I’ve been on the “tissue not time” paradigm for a least a decade:
This has been demonstrated repeatedly over the past 15-odd years. Tissue-based salvage is the foundation for endovascular therapy in large-vessel occlusion, as well as ideas behind using MRI-based imaging parameters for so-called “wake-up stroke”.
This study is the most recent progression of this concept, using tenecteplase between 4.5 and 24 hours for patients with non-LVO, NIHSS < 26, and sufficient perfusion mismatch on CT perfusion imaging. Here’s your winner:
As with most stroke interventions, there is a risk of intracranial bleeding resulting in an excess of death.

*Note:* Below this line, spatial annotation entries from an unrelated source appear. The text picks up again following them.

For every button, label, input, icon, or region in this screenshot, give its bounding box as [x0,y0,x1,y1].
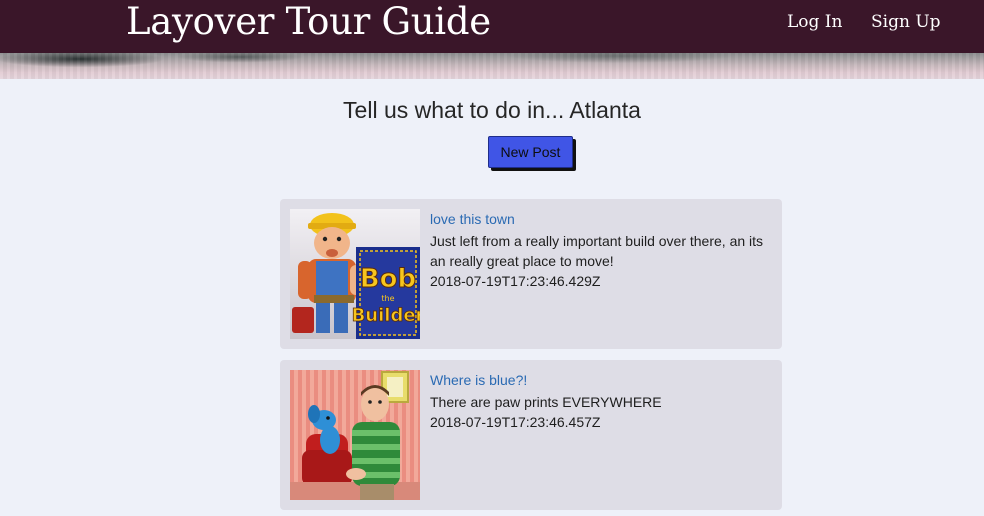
thumb-logo-text-2: the [381,294,394,303]
post-body-text: There are paw prints EVERYWHERE [430,394,662,410]
new-post-button[interactable]: New Post [488,136,573,168]
post-title-link[interactable]: love this town [430,211,515,227]
page-headline: Tell us what to do in... Atlanta [343,97,641,123]
thumb-logo-text-1: Bob [360,264,416,294]
header-banner-image [0,53,984,79]
post-title-link[interactable]: Where is blue?! [430,372,527,388]
login-link[interactable]: Log In [787,12,842,32]
signup-link[interactable]: Sign Up [871,12,941,32]
post-body: Just left from a really important build … [430,231,770,291]
post-date: 2018-07-19T17:23:46.457Z [430,414,601,430]
post-body: There are paw prints EVERYWHERE 2018-07-… [430,392,770,432]
post-thumbnail[interactable] [290,370,420,500]
post-card: Bob the Builder love this town Just left… [280,199,782,349]
blues-clues-image [290,370,420,500]
post-card: Where is blue?! There are paw prints EVE… [280,360,782,510]
post-thumbnail[interactable]: Bob the Builder [290,209,420,339]
site-header: Layover Tour Guide Log In Sign Up [0,0,984,79]
site-title[interactable]: Layover Tour Guide [126,0,491,44]
bob-builder-image: Bob the Builder [290,209,420,339]
post-date: 2018-07-19T17:23:46.429Z [430,273,601,289]
thumb-logo-text-3: Builder [352,305,420,326]
post-body-text: Just left from a really important build … [430,233,764,269]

In theory, I still generally agree with the principles behind this study. Viable tissue paired with successful reperfusion is a straightforward key for success. However, reperfusion at 24 hours was terrible, only 37.7% in the tenecteplase cohort versus 28.8% with standard therapy. It strains face validity for the magnitude of the primary outcome to hew so closely to one of the minimum physiologic requirements for clinical response.
And, then, there are two other issues tilting the playing field towards tenecteplase:
94.0% of the tenecteplase group were mRS 0 at enrollment, as compared with 89.8% of the standard medical cohort. A more functional group at entry has a built-in advantage for the primary outcome.
Occlusions in the M2 segment were dominant (>50% of the vascular territory of the MCA) in 19 patients in the standard medical cohort and only 8 in the tenecteplase cohort – whereas an excess of codominant and non-dominant M2 segments enriched the tenecteplase cohort. An additional 3 patients were in the standard medical cohort had M1 occlusions. These will all negatively influence outcomes in the standard medical cohort, regardless of the initial imaging-based appearance.
These idiosyncrasies will be swept under the rug by the prevailing stroke industrial complex, of course, and we’ll simply see more indication creep for thrombolysis (and, naturally, no adoption of negative tissue-based evaluation for patients within the time window).